Meet the researchers: A self-healing solution for battery tech
Battery technology is a science hot-spot around the world. Multimillion-dollar research companies in the United States, China, Japan and Europe are racing to find the next big capacity boost to overtake the current front-runner – lithium-ion batteries.
In New Zealand, SfTI researcher Peng Cao and his team at the University of Auckland believe they can contribute to next-gen batteries with a new kind of battery anode, which is the part that accepts current into the battery during charging.
Battery anodes are currently made from graphite. Peng’s team are working on silicon as a medium for the new anode, which could in theory increase battery capacity by up to 1000 percent. Silicon is not a novel idea, but Peng says there’s always been a big problem with it – it’s not thought to be rechargeable.

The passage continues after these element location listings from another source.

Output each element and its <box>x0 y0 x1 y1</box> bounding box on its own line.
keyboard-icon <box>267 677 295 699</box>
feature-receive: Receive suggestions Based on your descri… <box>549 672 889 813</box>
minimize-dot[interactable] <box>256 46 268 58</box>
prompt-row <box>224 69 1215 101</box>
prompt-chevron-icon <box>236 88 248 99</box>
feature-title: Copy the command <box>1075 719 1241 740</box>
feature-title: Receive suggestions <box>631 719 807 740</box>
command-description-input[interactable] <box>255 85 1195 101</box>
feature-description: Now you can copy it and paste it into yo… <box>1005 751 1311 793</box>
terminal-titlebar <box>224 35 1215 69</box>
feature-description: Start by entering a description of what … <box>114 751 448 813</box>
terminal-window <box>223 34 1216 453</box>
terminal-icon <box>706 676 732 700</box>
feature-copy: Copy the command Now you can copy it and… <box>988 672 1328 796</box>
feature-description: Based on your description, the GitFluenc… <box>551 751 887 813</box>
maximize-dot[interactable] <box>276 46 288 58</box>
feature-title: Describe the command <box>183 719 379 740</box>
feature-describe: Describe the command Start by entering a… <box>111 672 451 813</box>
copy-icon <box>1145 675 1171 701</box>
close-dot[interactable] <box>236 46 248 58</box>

“So that’s what we’ve been trying to solve. When silicon is recharged, its volume expands by about three times, and then as it discharges, it shrinks again. If you think of it like a balloon, it’s not long until it pops,” Peng says.

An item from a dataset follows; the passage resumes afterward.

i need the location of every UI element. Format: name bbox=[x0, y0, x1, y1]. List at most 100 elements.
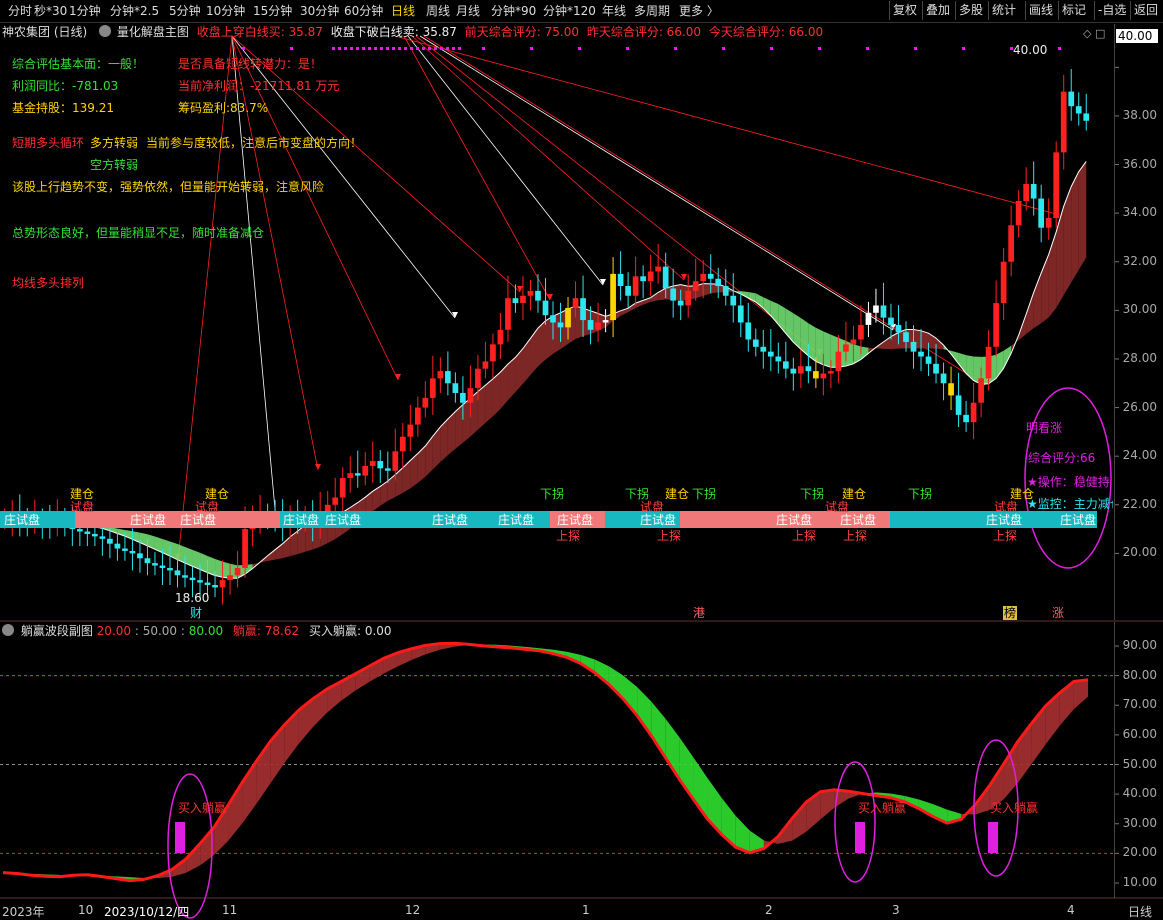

He says researchers around the world are trying various ideas with silicon, such as containing it in a confined space so it doesn’t expand too far.
“Our blue-sky idea was to use a self-healing silicon polymer, which is like what the medical field uses for artificial skin. The idea is that the polymer self-heals so the silicon restores back to its original shape.”
Peng says the team have so far been able to show that the silicon can successfully be stretched and shrunk through up to 200 recharging cycles– with no popping.
“That’s great, but we’ve got a way to go. Just think about how many times you want to be able to charge your cell phone battery before it dies.”
Getting this far is an awesome achievement for Peng and his team, Jianyong Jin, Saifang Huang and Yuguang Pu.
Peng says when their SfTI seed project draws to a close in 2019, the team’s next steps will be to secure more funding to continue the work and bring the number of recharging cycles up to commercial levels of 500 to 2000+. The team will also publish their results and will be looking to make more connections within the international battery industry.
“New Zealand doesn’t make batteries, so it would be extremely difficult to commercialise the ideas here, but we’ve been quite excited by the progress we’ve been able to make with the science.”